La direction de la Société Sprukfield (entreprise d’origine indienne de fabrication de produits pharmaceutiques installée en Zone franche) a décidément les oreilles très dures. En dépit de son engagement de réintégrer ses anciens employés licenciés abusivement depuis novembre 2010, suite à un accord signé le 27 mai 2011, rien n’a été fait jusqu’alors. Les employés licenciés sont toujours au chômage et croupissent dans la misère. Tout ceci, avec la complicité du gouvernement qui a décidé de laisser Sprukfield brimer allégrement et en toute impunité les droits de pauvres citoyens togolais.
« Ça fait deux ans que nous sommes au chômage et que nous ne trouvons rien à faire. Alors que nous avons des gens à nourrir. Notre ancien patron refuse de nous réintégrer et pire, il a fait en sorte qu’aucune autre société de la Zone franche ne nous recrute. A chaque fois qu’on dépose nos dossiers quelque part et qu’on remarque que nous sommes des ex-employés de Sprukfield, on nous taxe de grévistes et on rejette le dossier. Nous n’en pouvons plus ». Voilà le cri d’alarme lancé par un employé licencié de la société indienne au cours d’une conférence de presse organisée dimanche dernier à Lomé.
En effet, en novembre 2010, 120 employés de l’entreprise Sprukfield ont été licenciés suite à une grève qu’ils ont initiée et observée en toute légalité pour revendiquer le respect des droits les plus élémentaires à eux reconnus par les textes en vigueur notamment : l’élection des délégués du personnel ; la jouissance des congés annuels et des congés de maternité pour les femmes ; le payement des heures supplémentaires ; la signature d’un contrat de travail en bonne et due forme ou encore la déclaration à la Caisse nationale de sécurité sociale.
La campagne de dénonciation de cette violation des droits des travailleurs a abouti le 27 mai 2011 à un accord de réintégration progressive de tous les travailleurs à partir du mois de juin 2011. De plus, la direction de Sprukfield s’est engagée à satisfaire les légitimes doléances des employés licenciés relatives essentiellement aux conditions de travail au sein de l’entreprise.
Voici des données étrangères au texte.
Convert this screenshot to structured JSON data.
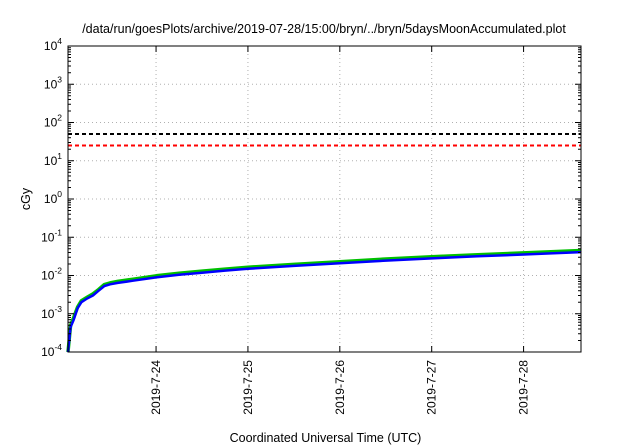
{
  "chart_data": {
    "type": "line",
    "title": "/data/run/goesPlots/archive/2019-07-28/15:00/bryn/../bryn/5daysMoonAccumulated.plot",
    "xlabel": "Coordinated Universal Time (UTC)",
    "ylabel": "cGy",
    "y_scale": "log",
    "ylim": [
      0.0001,
      10000
    ],
    "y_ticks": [
      {
        "base": "10",
        "exp": "-4",
        "value": 0.0001
      },
      {
        "base": "10",
        "exp": "-3",
        "value": 0.001
      },
      {
        "base": "10",
        "exp": "-2",
        "value": 0.01
      },
      {
        "base": "10",
        "exp": "-1",
        "value": 0.1
      },
      {
        "base": "10",
        "exp": "0",
        "value": 1
      },
      {
        "base": "10",
        "exp": "1",
        "value": 10
      },
      {
        "base": "10",
        "exp": "2",
        "value": 100
      },
      {
        "base": "10",
        "exp": "3",
        "value": 1000
      },
      {
        "base": "10",
        "exp": "4",
        "value": 10000
      }
    ],
    "xlim": [
      "2019-07-23 01:00",
      "2019-07-28 15:00"
    ],
    "x_ticks": [
      "2019-7-24",
      "2019-7-25",
      "2019-7-26",
      "2019-7-27",
      "2019-7-28"
    ],
    "grid": true,
    "reference_lines": [
      {
        "value": 50,
        "color": "#000000",
        "style": "dashed"
      },
      {
        "value": 25,
        "color": "#ff0000",
        "style": "dashed"
      }
    ],
    "series": [
      {
        "color": "#00c000",
        "x": [
          "2019-07-23 01:00",
          "2019-07-23 01:40",
          "2019-07-23 02:30",
          "2019-07-23 03:30",
          "2019-07-23 04:30",
          "2019-07-23 06:00",
          "2019-07-23 07:30",
          "2019-07-23 09:00",
          "2019-07-23 10:30",
          "2019-07-23 12:00",
          "2019-07-23 14:00",
          "2019-07-23 18:00",
          "2019-07-24 00:00",
          "2019-07-24 06:00",
          "2019-07-24 12:00",
          "2019-07-24 18:00",
          "2019-07-25 00:00",
          "2019-07-25 12:00",
          "2019-07-26 00:00",
          "2019-07-26 12:00",
          "2019-07-27 00:00",
          "2019-07-27 12:00",
          "2019-07-28 00:00",
          "2019-07-28 15:00"
        ],
        "values": [
          0.0001,
          0.0005,
          0.0008,
          0.0015,
          0.0022,
          0.0027,
          0.0033,
          0.0043,
          0.0058,
          0.0064,
          0.007,
          0.008,
          0.0098,
          0.0115,
          0.013,
          0.0147,
          0.0165,
          0.0195,
          0.023,
          0.027,
          0.031,
          0.035,
          0.039,
          0.045
        ]
      },
      {
        "color": "#0000ff",
        "x": [
          "2019-07-23 01:00",
          "2019-07-23 01:40",
          "2019-07-23 02:30",
          "2019-07-23 03:30",
          "2019-07-23 04:30",
          "2019-07-23 06:00",
          "2019-07-23 07:30",
          "2019-07-23 09:00",
          "2019-07-23 10:30",
          "2019-07-23 12:00",
          "2019-07-23 14:00",
          "2019-07-23 18:00",
          "2019-07-24 00:00",
          "2019-07-24 06:00",
          "2019-07-24 12:00",
          "2019-07-24 18:00",
          "2019-07-25 00:00",
          "2019-07-25 12:00",
          "2019-07-26 00:00",
          "2019-07-26 12:00",
          "2019-07-27 00:00",
          "2019-07-27 12:00",
          "2019-07-28 00:00",
          "2019-07-28 15:00"
        ],
        "values": [
          0.0001,
          0.00045,
          0.0007,
          0.0014,
          0.002,
          0.0025,
          0.003,
          0.004,
          0.0053,
          0.0059,
          0.0064,
          0.0073,
          0.0089,
          0.0105,
          0.0118,
          0.0134,
          0.015,
          0.0178,
          0.0209,
          0.0245,
          0.028,
          0.0318,
          0.0355,
          0.041
        ]
      }
    ]
  }
}
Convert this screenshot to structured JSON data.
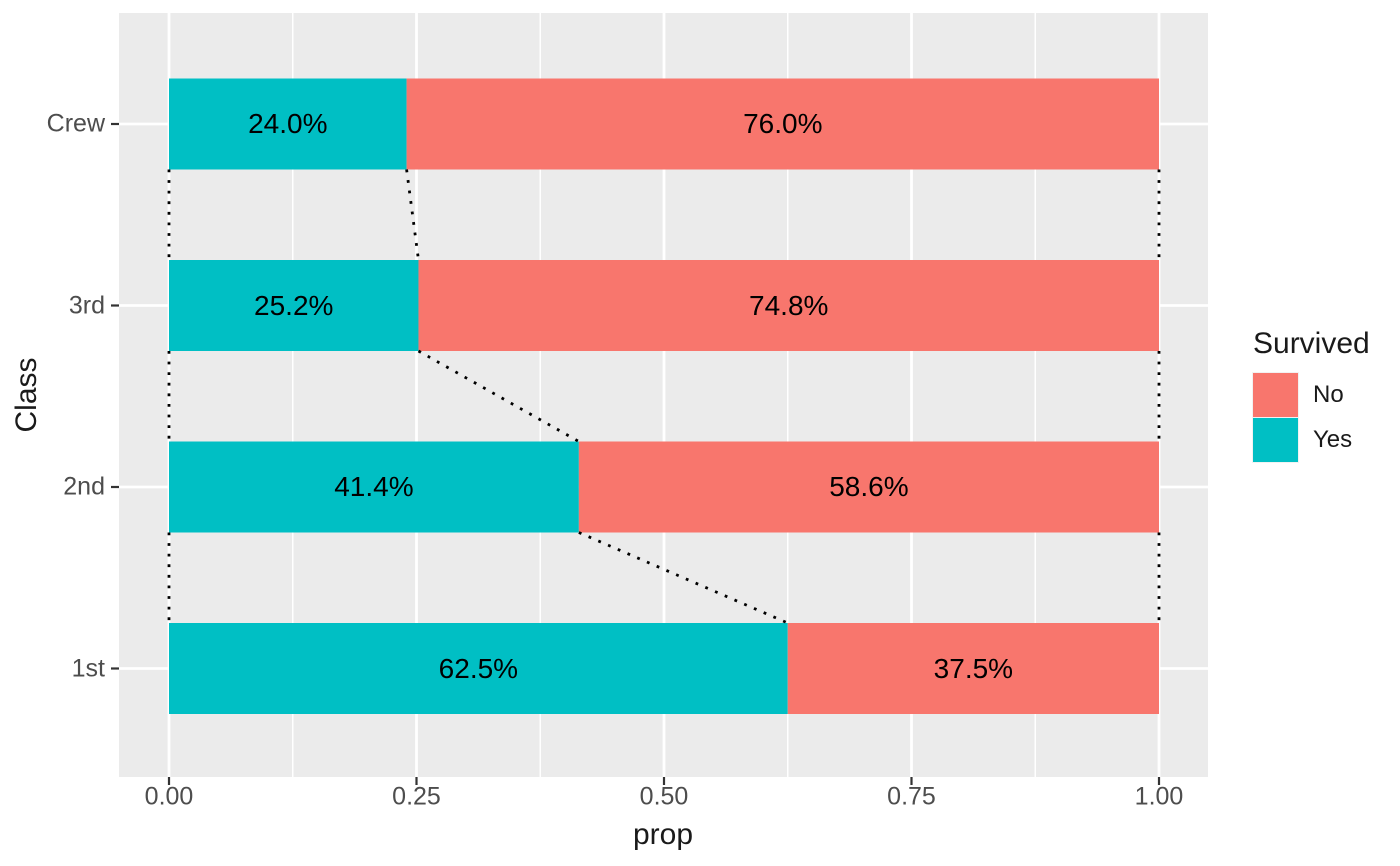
{
  "figure": {
    "background": "#FFFFFF",
    "panel_background": "#EBEBEB",
    "gridline_color": "#FFFFFF",
    "tick_mark_color": "#333333",
    "tick_label_color": "#4D4D4D",
    "axis_title_color": "#1A1A1A",
    "bar_label_color": "#000000",
    "connector_color": "#000000"
  },
  "chart_data": {
    "type": "bar",
    "orientation": "horizontal",
    "stacked": true,
    "title": "",
    "xlabel": "prop",
    "ylabel": "Class",
    "xlim": [
      0,
      1
    ],
    "grid": true,
    "x_ticks": [
      {
        "value": 0.0,
        "label": "0.00"
      },
      {
        "value": 0.25,
        "label": "0.25"
      },
      {
        "value": 0.5,
        "label": "0.50"
      },
      {
        "value": 0.75,
        "label": "0.75"
      },
      {
        "value": 1.0,
        "label": "1.00"
      }
    ],
    "x_minor_ticks": [
      0.125,
      0.375,
      0.625,
      0.875
    ],
    "categories": [
      "Crew",
      "3rd",
      "2nd",
      "1st"
    ],
    "series": [
      {
        "name": "Yes",
        "color": "#00BFC4",
        "values": [
          0.24,
          0.252,
          0.414,
          0.625
        ],
        "labels": [
          "24.0%",
          "25.2%",
          "41.4%",
          "62.5%"
        ]
      },
      {
        "name": "No",
        "color": "#F8766D",
        "values": [
          0.76,
          0.748,
          0.586,
          0.375
        ],
        "labels": [
          "76.0%",
          "74.8%",
          "58.6%",
          "37.5%"
        ]
      }
    ],
    "connectors": {
      "style": "dotted",
      "color": "#000000",
      "description": "dotted segments join the stack boundaries (0, Yes/No split, 1) of vertically adjacent bars"
    },
    "legend": {
      "title": "Survived",
      "position": "right",
      "entries": [
        {
          "label": "No",
          "color": "#F8766D"
        },
        {
          "label": "Yes",
          "color": "#00BFC4"
        }
      ]
    }
  }
}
Mais, aujourd’hui, 18 mois après la signature de cet accord, le bilan en ce qui concerne le processus de réintégration est très mitigé, voire négatif.
« En effet, à ce jour, sur les 120 travailleurs licenciés, seulement 12 ont été repris avec des situations très difficiles. Sur les 12, 2 ont démissionné sans être remplacés et 2 ont été mis en congé technique illimité. Fort étonnant et d’après une enquête sur les mouvements de recrutement au niveau de Sprukfield entre novembre 2010 et février 2012, on note le recrutement de 39 nouveaux travailleurs. Ce qui dit tout sur la mauvaise foi de la direction de cette société », Hessikoma Kaman, porte-parole du Collectif des syndicats de la zone franche togolaise (Cosyntrazoft). Et d’ajouter que les conditions actuelles de travail au sein de l’entreprise sont tout aussi précaires qu’avant. Contrats de travail illégaux, non respect du SMIG, entrave à la liberté de réunion, inexistence d’infirmerie etc.
Eu égard à tout cela, les organisations de défense des droits des travailleurs parmi lesquelles la Confédération Syndicale des Travailleurs du Togo (CSTT) et l’Ong Solidarité Action pour le Développement Durable (SADD) estiment que cette attitude de la direction de Sprukfield constitue une remise en cause de la politique du travail décent du gouvernement.
Face à cette situation, les syndicats des travailleurs de la zone franche de même que leurs partenaires exigent la réintégration de tous les employés licenciés par Sprukfield et la prise en compte de leurs légitimes revendications les ayant conduites à la grève.
Si ces préoccupations ne sont pas prises en compte, ils menacent d’entreprendre des recours légaux pour le respect des droits des travailleurs comme le prévoit la convention collective sectorielle de la zone franche qui entrera en vigueur le 1er janvier prochain.
Les situations comme celle que vivent les employés licenciés de Sprukfield sont légions au Togo. Ainsi, il n’est pas rare de voir des chefs d’entreprise expatriés traiter des Togolais qui travaillent dans leurs sociétés presque comme des animaux.
Malheureusement, ils le font le plus souvent en toute impunité puisqu’ayant l’aval et le soutien de certaines autorités en place qu’ils corrompent à coups de millions de Fcfa. Sinon, comment expliquer que le directeur de Sprukfield puisse se prévaloir de son amitié avec le chef de l’Etat pour se comporter comme il le désire, au mépris des textes qui régissent le travail au Togo. Dans ce dossier, le silence des autorités est la preuve qu’ils ont fait leur choix : il préfère être dans le camp de Sprukfield plutôt que défendre leurs compatriotes maltraités.